La Marea, 31 de
marzo de 2015
Todo cambia, nada permanece. Lo
tenemos escrito y pensado desde la antigüedad, pues Heráclito de Éfeso ya nos
explicó que no podíamos entrar y salir del mismo río pues ni nosotros ni el río
seríamos los mismos. Pero también se ha escrito en la modernidad, y la tesis
del materialismo histórico desarrollado por Marx pivota sobre esa constatación.
Incluso lo cantó bellamente la gran Mercedes Sosa. Sea como sea, hay acuerdo en
que todo cambia. Y los sistemas políticos no son ajenos a ese proceso. La
pregunta más pertinente es ¿hacia dónde se cambia?

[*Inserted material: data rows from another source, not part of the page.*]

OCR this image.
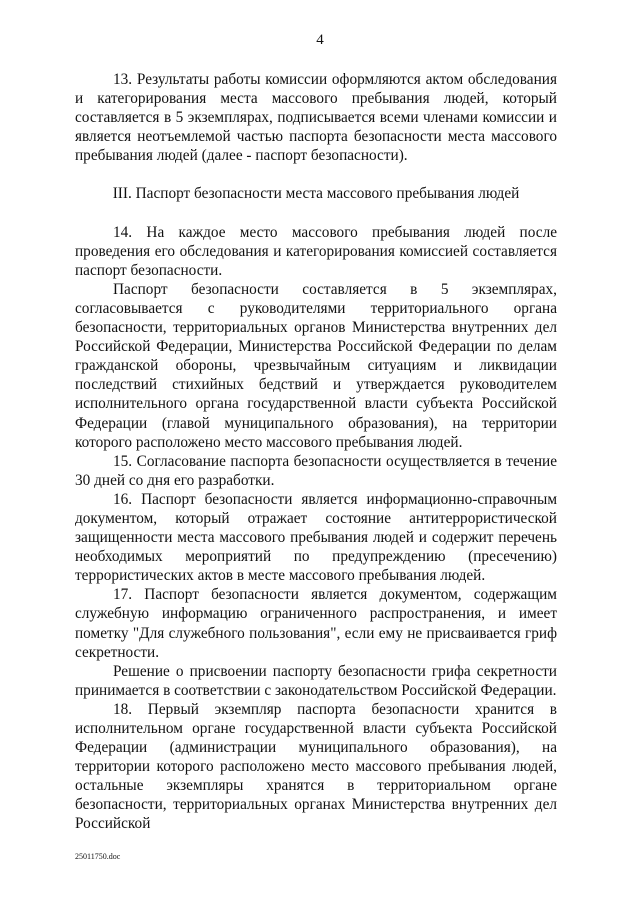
4

13. Результаты работы комиссии оформляются актом обследования и категорирования места массового пребывания людей, который составляется в 5 экземплярах, подписывается всеми членами комиссии и является неотъемлемой частью паспорта безопасности места массового пребывания людей (далее - паспорт безопасности).

III. Паспорт безопасности места массового пребывания людей

14. На каждое место массового пребывания людей после проведения его обследования и категорирования комиссией составляется паспорт безопасности.

Паспорт безопасности составляется в 5 экземплярах, согласовывается с руководителями территориального органа безопасности, территориальных органов Министерства внутренних дел Российской Федерации, Министерства Российской Федерации по делам гражданской обороны, чрезвычайным ситуациям и ликвидации последствий стихийных бедствий и утверждается руководителем исполнительного органа государственной власти субъекта Российской Федерации (главой муниципального образования), на территории которого расположено место массового пребывания людей.

15. Согласование паспорта безопасности осуществляется в течение 30 дней со дня его разработки.

16. Паспорт безопасности является информационно-справочным документом, который отражает состояние антитеррористической защищенности места массового пребывания людей и содержит перечень необходимых мероприятий по предупреждению (пресечению) террористических актов в месте массового пребывания людей.

17. Паспорт безопасности является документом, содержащим служебную информацию ограниченного распространения, и имеет пометку "Для служебного пользования", если ему не присваивается гриф секретности.

Решение о присвоении паспорту безопасности грифа секретности принимается в соответствии с законодательством Российской Федерации.

18. Первый экземпляр паспорта безопасности хранится в исполнительном органе государственной власти субъекта Российской Федерации (администрации муниципального образования), на территории которого расположено место массового пребывания людей, остальные экземпляры хранятся в территориальном органе безопасности, территориальных органах Министерства внутренних дел Российской

25011750.doc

Comencemos por un punto básico.
Las personas no nos relacionamos unas con otras en el vacío. Utilizamos
instituciones, normas y reglas que nos evitan tener que empezar siempre desde
cero. Por ejemplo, cuando queremos denunciar una injusticia vamos a un juzgado.
Ese juzgado, con sus recursos y empleados, ya está ahí porque nuestra comunidad
política ha creado y diseñado esa institución previamente. Y es que sería todo
un fastidio tener que crear un sistema judicial nuevo por cada injusticia
detectada. Ni el castigo a Sísifo superaría tamaña tarea.

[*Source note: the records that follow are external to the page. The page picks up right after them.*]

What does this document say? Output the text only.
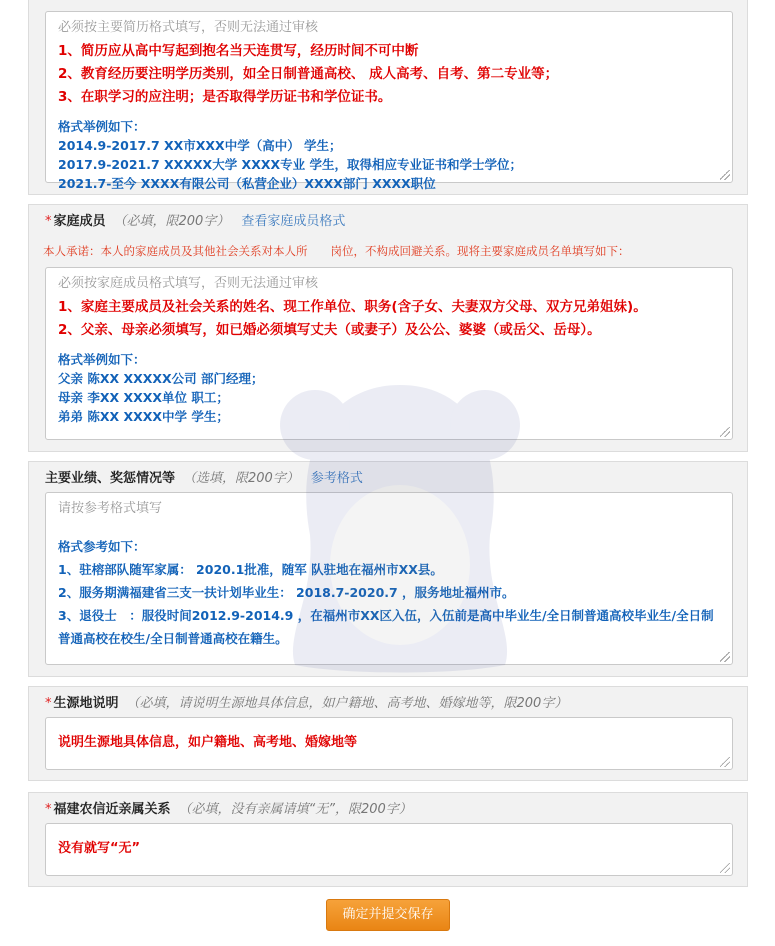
必须按主要简历格式填写，否则无法通过审核
1、简历应从高中写起到抱名当天连贯写，经历时间不可中断
2、教育经历要注明学历类别，如全日制普通高校、 成人高考、自考、第二专业等；
3、在职学习的应注明；是否取得学历证书和学位证书。
格式举例如下：
2014.9-2017.7 XX市XXX中学（高中） 学生；
2017.9-2021.7 XXXXX大学 XXXX专业 学生，取得相应专业证书和学士学位；
2021.7-至今 XXXX有限公司（私营企业）XXXX部门 XXXX职位
* 家庭成员 （必填，限200字） 查看家庭成员格式
本人承诺：本人的家庭成员及其他社会关系对本人所　　岗位，不构成回避关系。现将主要家庭成员名单填写如下：
必须按家庭成员格式填写，否则无法通过审核
1、家庭主要成员及社会关系的姓名、现工作单位、职务(含子女、夫妻双方父母、双方兄弟姐妹)。
2、父亲、母亲必须填写，如已婚必须填写丈夫（或妻子）及公公、婆婆（或岳父、岳母）。
格式举例如下：
父亲 陈XX XXXXX公司 部门经理；
母亲 李XX XXXX单位 职工；
弟弟 陈XX XXXX中学 学生；
主要业绩、奖惩情况等 （选填，限200字） 参考格式
请按参考格式填写
格式参考如下：
1、驻榕部队随军家属： 2020.1批准，随军 队驻地在福州市XX县。
2、服务期满福建省三支一扶计划毕业生： 2018.7-2020.7 ，服务地址福州市。
3、退役士　：服役时间2012.9-2014.9 ，在福州市XX区入伍，入伍前是高中毕业生/全日制普通高校毕业生/全日制普通高校在校生/全日制普通高校在籍生。
* 生源地说明 （必填，请说明生源地具体信息，如户籍地、高考地、婚嫁地等，限200字）
说明生源地具体信息，如户籍地、高考地、婚嫁地等
* 福建农信近亲属关系 （必填，没有亲属请填“无”，限200字）
没有就写“无”
确定并提交保存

Por eso, una comunidad política
vive siempre en un ámbito institucional que tiene la apariencia de haber estado
siempre ahí. De hecho nos parece natural que exista un cuerpo policial, un
sistema educativo o sanitario e incluso un parlamento, pero lo cierto es que
todas esas instituciones se tuvieron que diseñar en algún momento histórico.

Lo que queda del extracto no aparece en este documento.